I am pretty sure that probability is not real, and I think that people like Laplace, Bayes, de Finetti, and Jaynes, have made that case more convincingly than I can.
I didn't make any comment on the nature of time in my essay at all, although I do intuitively with your position that it is a measure of relative change.
As to infamous cats, I do not think there are any times when I can make a definite statement about the cat. I do an experiment when I put the unfortunate fellow in the box, namely looking at him to see if his tail moves. I do a second experiment identical to this when I open the box. Based on what I know about the conditions in the box (cyanide capsules, nuclear decay, and whatnot), I can make an estimate, a bet, as to what the result of the second experiment will be.
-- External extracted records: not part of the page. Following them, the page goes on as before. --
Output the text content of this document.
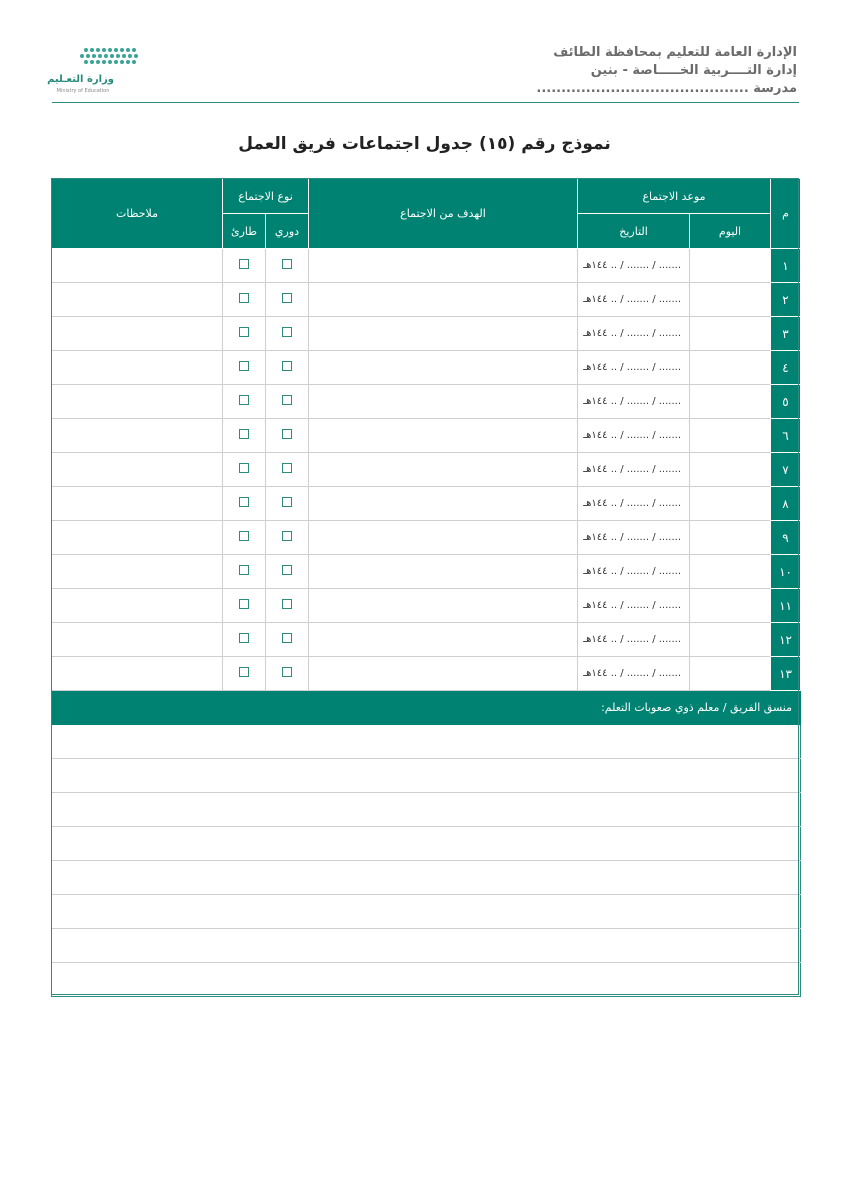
الإدارة العامة للتعليم بمحافظة الطائف
إدارة التــــربية الخـــــاصة - بنين
مدرسة ...........................................
وزارة التعـليم
Ministry of Education
نموذج رقم (١٥) جدول اجتماعات فريق العمل
م	موعد الاجتماع		الهدف من الاجتماع	نوع الاجتماع		ملاحظات
	اليوم	التاريخ		دوري	طارئ	
١		....... / ....... / .. ١٤٤هـ				
٢		....... / ....... / .. ١٤٤هـ				
٣		....... / ....... / .. ١٤٤هـ				
٤		....... / ....... / .. ١٤٤هـ				
٥		....... / ....... / .. ١٤٤هـ				
٦		....... / ....... / .. ١٤٤هـ				
٧		....... / ....... / .. ١٤٤هـ				
٨		....... / ....... / .. ١٤٤هـ				
٩		....... / ....... / .. ١٤٤هـ				
١٠		....... / ....... / .. ١٤٤هـ				
١١		....... / ....... / .. ١٤٤هـ				
١٢		....... / ....... / .. ١٤٤هـ				
١٣		....... / ....... / .. ١٤٤هـ				
منسق الفريق / معلم ذوي صعوبات التعلم:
At no time can I legitimately claim I know the state of a cat, initially, in between, or at the end. I can only ever know the result of an experiment, and I only do two of them.
I definitely do not argue that "all circumstances leading to a particular event exist". I argue exactly the opposite: there is only one set of circumstance leading to an event. I argue for a very strict determinism, but one in which we do not know initial or intermediate conditions precisely so that we cannot know the future outcomes. Note that just because I do not know the causal sequence does not mean there is no causal sequence. This is precisely Jaynes' Mind Projection Fallacy. I agree there is no God's eye view, but this is only because there is not possible to have perfect information, even for this God person. Thus, just because God does not know the causal sequence does not imply that there is no causal sequence.
I didn't exactly follow your point about superluminous transport of information. I argue that quantum theory is a theory of experiments, not a physical theory, and thus it makes no sense to speak of QM as either local or non-local - it is entirely epistemic. Therefore the locality or non-locality of QM is irrelevant to any question of the speed of information transfer. Nothing at all about the physical world can be concluded from any apparent locality or non-locality of QM.
Too bad about the cake thing though, I quite like cake and I like to share it too.